Are you sharing the road with a distracted driver?

Are you sharing the road with a distracted driver?

Dec 01, 2020 | Personal Injury

Construction, weather, changing traffic patterns and the normal hustle and bustle of traffic are enough to keep you busy while you drive. You may also be looking for your next turn or trying to remember how to get to your destination. Driving can be an all-consuming task, and it is important to remain focused while you do it.

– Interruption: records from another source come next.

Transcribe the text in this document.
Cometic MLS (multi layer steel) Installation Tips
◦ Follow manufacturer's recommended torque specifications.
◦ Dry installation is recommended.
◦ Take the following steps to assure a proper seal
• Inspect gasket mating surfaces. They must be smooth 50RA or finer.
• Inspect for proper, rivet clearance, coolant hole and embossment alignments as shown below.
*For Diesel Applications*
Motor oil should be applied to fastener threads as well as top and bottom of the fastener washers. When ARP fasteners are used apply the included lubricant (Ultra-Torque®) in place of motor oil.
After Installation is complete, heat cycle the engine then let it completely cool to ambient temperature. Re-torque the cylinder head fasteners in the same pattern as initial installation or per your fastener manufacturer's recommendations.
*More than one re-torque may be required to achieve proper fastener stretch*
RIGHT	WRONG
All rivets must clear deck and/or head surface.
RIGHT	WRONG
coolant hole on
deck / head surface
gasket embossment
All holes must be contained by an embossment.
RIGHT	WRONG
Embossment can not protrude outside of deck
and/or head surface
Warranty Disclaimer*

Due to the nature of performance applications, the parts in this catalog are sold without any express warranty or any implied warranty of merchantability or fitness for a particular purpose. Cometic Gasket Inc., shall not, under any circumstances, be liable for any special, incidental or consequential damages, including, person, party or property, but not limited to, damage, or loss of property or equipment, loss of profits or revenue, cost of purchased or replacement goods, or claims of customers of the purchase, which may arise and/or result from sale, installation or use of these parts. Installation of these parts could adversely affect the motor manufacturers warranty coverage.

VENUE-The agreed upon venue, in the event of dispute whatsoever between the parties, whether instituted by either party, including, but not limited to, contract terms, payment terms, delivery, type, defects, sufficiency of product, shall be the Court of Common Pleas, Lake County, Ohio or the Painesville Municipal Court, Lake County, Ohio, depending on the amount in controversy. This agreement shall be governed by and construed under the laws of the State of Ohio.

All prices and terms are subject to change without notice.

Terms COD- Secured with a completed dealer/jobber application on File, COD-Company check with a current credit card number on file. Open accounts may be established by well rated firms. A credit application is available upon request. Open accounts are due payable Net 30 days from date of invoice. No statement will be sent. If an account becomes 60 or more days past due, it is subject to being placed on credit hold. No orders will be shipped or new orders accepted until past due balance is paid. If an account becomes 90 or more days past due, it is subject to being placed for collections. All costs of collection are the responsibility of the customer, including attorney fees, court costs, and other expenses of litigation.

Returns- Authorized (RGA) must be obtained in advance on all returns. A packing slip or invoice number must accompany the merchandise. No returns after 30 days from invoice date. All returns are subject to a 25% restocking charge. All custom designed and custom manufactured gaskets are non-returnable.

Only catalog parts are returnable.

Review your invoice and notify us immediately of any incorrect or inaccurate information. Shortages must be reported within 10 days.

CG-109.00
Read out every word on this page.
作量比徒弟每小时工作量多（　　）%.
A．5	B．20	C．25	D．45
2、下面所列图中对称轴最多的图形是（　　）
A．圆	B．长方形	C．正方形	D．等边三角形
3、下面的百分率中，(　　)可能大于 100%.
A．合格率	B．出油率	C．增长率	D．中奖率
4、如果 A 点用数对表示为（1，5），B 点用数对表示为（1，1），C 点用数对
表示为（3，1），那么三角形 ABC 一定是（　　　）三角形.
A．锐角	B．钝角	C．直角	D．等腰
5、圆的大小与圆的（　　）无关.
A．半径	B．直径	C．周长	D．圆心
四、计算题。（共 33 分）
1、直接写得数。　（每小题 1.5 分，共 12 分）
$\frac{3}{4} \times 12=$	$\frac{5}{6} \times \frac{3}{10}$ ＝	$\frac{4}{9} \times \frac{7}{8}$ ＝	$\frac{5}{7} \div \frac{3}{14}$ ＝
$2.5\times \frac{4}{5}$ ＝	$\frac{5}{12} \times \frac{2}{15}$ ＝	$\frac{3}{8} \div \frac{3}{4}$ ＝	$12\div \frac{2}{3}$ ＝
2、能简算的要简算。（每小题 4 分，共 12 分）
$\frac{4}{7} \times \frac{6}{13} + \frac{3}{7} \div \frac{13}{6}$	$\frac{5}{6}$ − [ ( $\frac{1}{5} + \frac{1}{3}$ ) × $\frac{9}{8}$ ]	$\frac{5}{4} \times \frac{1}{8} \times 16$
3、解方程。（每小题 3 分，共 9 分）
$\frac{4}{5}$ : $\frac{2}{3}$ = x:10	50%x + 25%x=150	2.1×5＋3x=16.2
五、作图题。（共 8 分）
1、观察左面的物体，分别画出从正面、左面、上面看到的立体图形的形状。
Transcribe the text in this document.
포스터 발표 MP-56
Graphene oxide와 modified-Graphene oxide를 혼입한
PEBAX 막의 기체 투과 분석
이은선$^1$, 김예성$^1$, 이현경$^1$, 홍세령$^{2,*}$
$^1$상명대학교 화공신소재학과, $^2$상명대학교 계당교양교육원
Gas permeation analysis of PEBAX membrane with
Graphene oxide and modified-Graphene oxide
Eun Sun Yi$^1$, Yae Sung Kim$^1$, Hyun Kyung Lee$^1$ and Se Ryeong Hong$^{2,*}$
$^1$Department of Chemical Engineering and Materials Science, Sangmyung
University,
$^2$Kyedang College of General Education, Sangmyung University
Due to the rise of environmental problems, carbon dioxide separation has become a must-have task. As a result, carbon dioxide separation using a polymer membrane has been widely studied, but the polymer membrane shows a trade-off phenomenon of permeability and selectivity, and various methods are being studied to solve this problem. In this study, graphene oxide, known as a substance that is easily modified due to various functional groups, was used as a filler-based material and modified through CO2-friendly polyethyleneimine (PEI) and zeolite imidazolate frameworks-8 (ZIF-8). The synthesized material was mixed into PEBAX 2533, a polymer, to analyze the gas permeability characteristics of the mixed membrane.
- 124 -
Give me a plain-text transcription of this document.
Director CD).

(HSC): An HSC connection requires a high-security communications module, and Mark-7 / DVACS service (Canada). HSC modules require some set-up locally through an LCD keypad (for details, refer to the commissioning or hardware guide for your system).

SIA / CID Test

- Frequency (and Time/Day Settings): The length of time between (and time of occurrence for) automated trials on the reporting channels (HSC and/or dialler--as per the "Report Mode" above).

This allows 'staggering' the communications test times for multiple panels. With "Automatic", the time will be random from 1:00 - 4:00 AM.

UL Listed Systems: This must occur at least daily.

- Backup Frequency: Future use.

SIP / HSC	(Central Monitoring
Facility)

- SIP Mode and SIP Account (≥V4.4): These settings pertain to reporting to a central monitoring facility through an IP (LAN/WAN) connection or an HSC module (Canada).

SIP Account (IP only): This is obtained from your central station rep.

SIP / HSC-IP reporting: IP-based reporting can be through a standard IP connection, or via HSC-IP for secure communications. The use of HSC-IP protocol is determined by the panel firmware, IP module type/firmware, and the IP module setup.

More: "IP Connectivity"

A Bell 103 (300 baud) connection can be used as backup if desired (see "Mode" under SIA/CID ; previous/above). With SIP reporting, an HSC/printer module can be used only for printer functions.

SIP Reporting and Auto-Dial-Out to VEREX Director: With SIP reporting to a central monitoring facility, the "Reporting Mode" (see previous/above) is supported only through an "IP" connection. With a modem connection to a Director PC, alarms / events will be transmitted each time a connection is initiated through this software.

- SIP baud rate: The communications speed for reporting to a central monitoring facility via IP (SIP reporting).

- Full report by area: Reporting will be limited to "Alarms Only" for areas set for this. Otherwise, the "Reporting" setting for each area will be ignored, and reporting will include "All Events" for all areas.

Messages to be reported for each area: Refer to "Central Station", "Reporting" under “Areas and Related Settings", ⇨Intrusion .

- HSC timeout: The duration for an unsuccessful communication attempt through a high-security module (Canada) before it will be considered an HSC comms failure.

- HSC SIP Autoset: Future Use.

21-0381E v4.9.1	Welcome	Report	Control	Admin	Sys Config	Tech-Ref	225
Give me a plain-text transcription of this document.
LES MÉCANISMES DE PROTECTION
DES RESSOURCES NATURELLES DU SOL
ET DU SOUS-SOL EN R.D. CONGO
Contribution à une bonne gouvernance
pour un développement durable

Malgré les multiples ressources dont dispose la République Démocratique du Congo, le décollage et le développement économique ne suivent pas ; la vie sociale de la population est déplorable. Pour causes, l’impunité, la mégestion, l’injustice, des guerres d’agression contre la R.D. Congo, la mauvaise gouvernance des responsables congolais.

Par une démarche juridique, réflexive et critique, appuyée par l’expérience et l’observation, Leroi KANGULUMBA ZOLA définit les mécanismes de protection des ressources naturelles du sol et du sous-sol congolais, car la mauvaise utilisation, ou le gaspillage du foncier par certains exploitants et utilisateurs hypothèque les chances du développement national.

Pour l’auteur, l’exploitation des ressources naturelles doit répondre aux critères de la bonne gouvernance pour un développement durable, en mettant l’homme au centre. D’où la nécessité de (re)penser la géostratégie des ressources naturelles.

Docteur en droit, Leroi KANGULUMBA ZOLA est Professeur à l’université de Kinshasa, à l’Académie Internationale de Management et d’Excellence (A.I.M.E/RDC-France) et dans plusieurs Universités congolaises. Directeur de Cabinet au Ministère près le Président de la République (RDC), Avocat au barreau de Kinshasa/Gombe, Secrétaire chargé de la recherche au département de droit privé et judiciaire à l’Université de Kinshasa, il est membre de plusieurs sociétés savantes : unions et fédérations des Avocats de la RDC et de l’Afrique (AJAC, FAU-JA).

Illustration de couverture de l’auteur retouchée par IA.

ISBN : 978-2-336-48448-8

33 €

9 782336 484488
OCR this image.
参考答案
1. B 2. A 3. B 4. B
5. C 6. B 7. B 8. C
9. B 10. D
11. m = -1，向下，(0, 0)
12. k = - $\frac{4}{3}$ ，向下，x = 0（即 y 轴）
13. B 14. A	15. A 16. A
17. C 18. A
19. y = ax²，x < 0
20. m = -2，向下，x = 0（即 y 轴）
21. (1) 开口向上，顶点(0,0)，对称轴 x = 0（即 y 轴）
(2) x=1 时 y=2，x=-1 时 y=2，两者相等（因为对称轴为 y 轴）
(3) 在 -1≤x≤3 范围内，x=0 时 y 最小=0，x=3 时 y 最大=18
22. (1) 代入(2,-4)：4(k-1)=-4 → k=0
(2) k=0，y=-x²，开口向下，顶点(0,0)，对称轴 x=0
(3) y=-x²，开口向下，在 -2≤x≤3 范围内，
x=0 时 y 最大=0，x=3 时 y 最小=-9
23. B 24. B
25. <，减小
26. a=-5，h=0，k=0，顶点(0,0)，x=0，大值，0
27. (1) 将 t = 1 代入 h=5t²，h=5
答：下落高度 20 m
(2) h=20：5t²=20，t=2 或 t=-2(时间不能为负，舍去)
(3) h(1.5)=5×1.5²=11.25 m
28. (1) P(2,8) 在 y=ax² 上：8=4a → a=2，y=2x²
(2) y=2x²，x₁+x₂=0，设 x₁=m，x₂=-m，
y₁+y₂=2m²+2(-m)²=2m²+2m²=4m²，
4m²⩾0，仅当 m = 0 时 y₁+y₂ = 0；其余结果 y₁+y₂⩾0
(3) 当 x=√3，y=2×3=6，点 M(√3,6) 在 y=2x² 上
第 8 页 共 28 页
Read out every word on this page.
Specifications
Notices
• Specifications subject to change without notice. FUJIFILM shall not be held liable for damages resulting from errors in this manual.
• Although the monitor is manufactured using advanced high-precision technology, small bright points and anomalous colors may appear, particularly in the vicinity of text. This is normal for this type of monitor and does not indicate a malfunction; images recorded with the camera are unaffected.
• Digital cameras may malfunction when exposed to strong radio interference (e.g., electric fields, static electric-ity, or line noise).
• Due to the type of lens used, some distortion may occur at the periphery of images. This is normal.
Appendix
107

You may think that, with all you are concerned about behind the wheel, you don’t have the time or brain space to worry about what other drivers are doing in their vehicles. However, defensive driving rules say you must. More important than wondering if other drivers will use their turn signals, you may worry that the person in the next lane is too distracted to be driving.

Watch for these signs

Annually, distracted drivers cause 1.6 million accidents nationwide, resulting in thousands of deaths. Each day, over 700 people suffer life-changing injuries in accidents involving drivers who aren’t paying attention. Distraction can involve adjusting the entertainment console, setting a GPS device, eating, drinking, dealing with others in the vehicle or tending to one’s appearance, to name a few. If a vehicle is going too fast or too slow, swerving, crossing the center line or braking for no reason, you may be dealing with a distracted driver. Other signs include the following:

  • You can see wild gesticulating in the vehicle, or the driver keeps turning around to the passenger or the back seat.
  • The driver is chewing, smoking or holding a beverage.
  • The driver bends over or leans forward, which may mean he or she is searching for something on the floor or adjusting the seat.
  • You can see the glow of a cell phone on the driver’s face.
  • The driver is looking down at his or her lap.

Cell phone use is, by far, the most dangerous form of distraction. A distraction can either take your mind, your eyes or your hands from the task of safely operating a motor vehicle. Using a cell phone for texting, calling or engaging apps affects all three of these functions. In North Carolina and most other states, the use of cell phones for texting, emailing or making calls while driving is against the law. Nevertheless, many drivers ignore this, placing you and your loved ones at risk.

While you may practice your best defensive driving, there is often no defense against a distracted driver. However, you may have options for seeking justice through the civil courts if you suffer injuries or lose a loved one because of a distracted driver.